If you ask me, The Diving Bell and the Butterfly was a very interesting book. Jean's condition was very stressful to think about, and I was glad when he started turning his head 90 degrees and humming a tune. Every time I put the book down, I felt a great sense of relief. I can move! I don't think I can ever complain about my body again (not that I usually do).
I'm not sure what inspired Jean to write this book. Perhaps he was trying to show that people should be allowed to die if their only other option is to remain in locked-in syndrome. Or the opposite: Jean could be trying to show that no matter how the body is damaged, the human mind is still free.
Whatever the case, the author must have had a very strong will to write the book, because he did so by blinking his eye. It's hard to imagine how frustrating it must have been to blink on the wrong letter, and having no way to say, "Oops!" Even if Claude was reciting the alphabet slowly, I have a feeling that you've blinked a couple times without purposely doing so, and it was most likely the same for Jean. I assume that his eye would start to hurt after a page or two. Also, what if he wanted to go back and change something? Or if he didn't think of an idea instantly, wouldn't Claude just keep on going? "U, L, O, M, D..." Yep. Very frustrating stuff.
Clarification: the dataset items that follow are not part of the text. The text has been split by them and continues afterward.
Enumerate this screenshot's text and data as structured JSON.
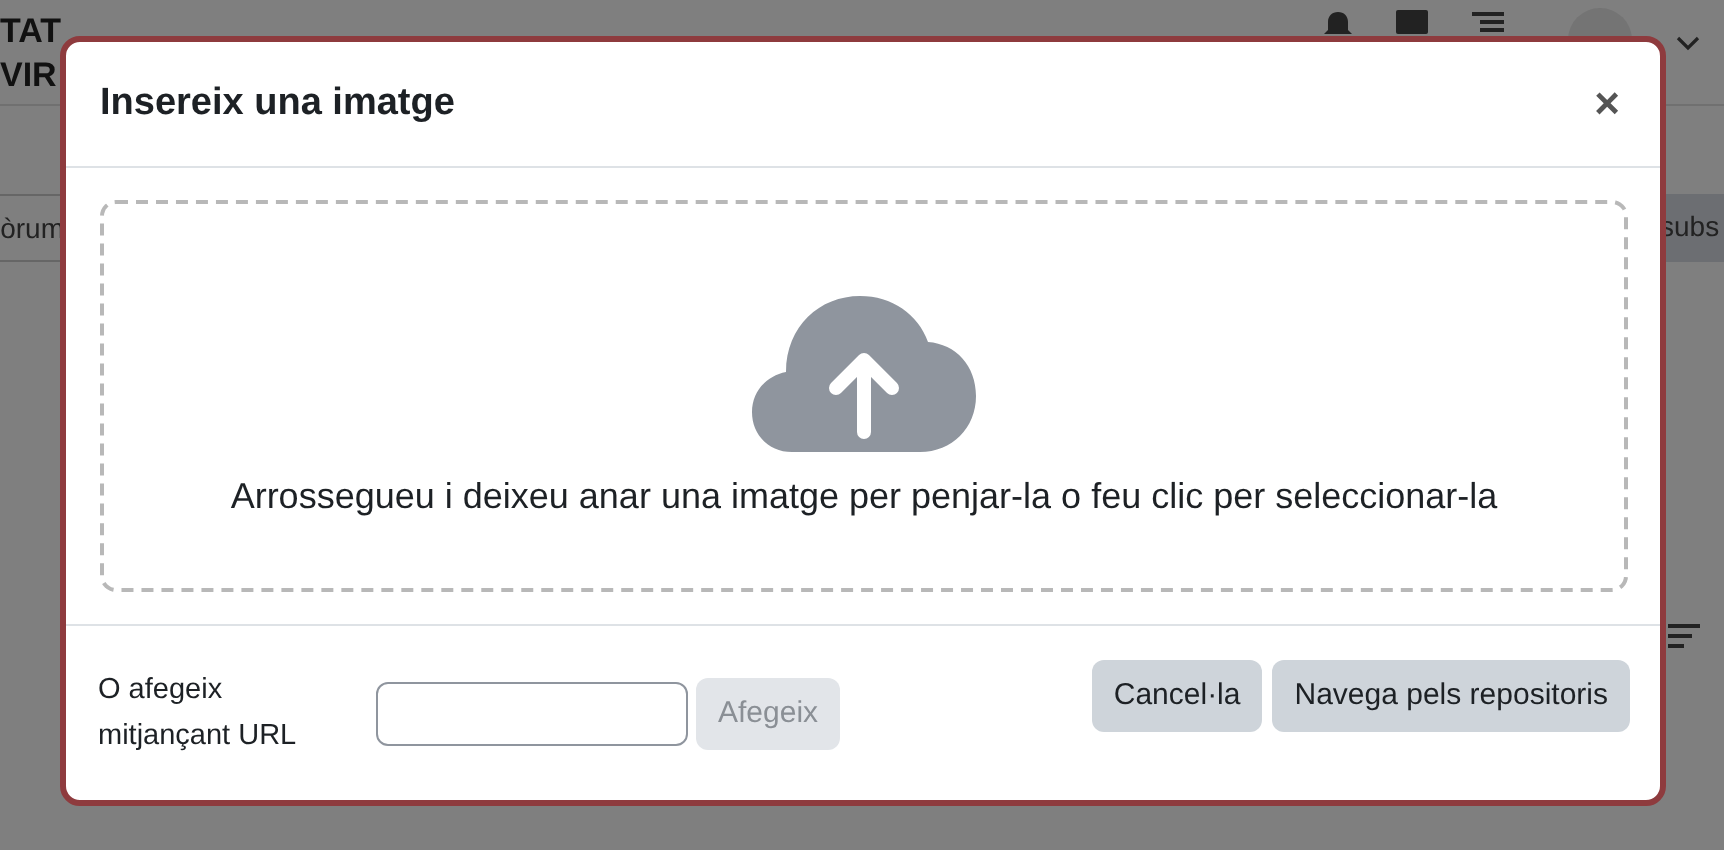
{
  "background": {
    "brand_lines": [
      "TAT",
      "VIR"
    ],
    "left_tab": "òrum",
    "right_button": "subs"
  },
  "dialog": {
    "title": "Insereix una imatge",
    "close": "×",
    "dropzone": {
      "message": "Arrossegueu i deixeu anar una imatge per penjar-la o feu clic per seleccionar-la"
    },
    "url_label": "O afegeix mitjançant URL",
    "add_button": {
      "label": "Afegeix",
      "disabled": true
    },
    "buttons": [
      {
        "label": "Cancel·la",
        "disabled": false
      },
      {
        "label": "Navega pels repositoris",
        "disabled": false
      }
    ]
  }
}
I found Jean's dream to be interesting. It's often surprising how much sense dreams make when you remember them. In his dream, Jean was functioning normally, but when the situation became dangerous, he suddenly couldn't move or talk. It really shows that no matter how high the butterfly can fly, it still bangs into the diving bell.
Now that Mr. Hatten has brought up three unimaginably terrible situations, would you rather: a: be stuck on the top floor of a burning skyscraper, b: be stuck in a dark submarine at the bottom of the sea, or c: have locked-in syndrome with an messed-up face?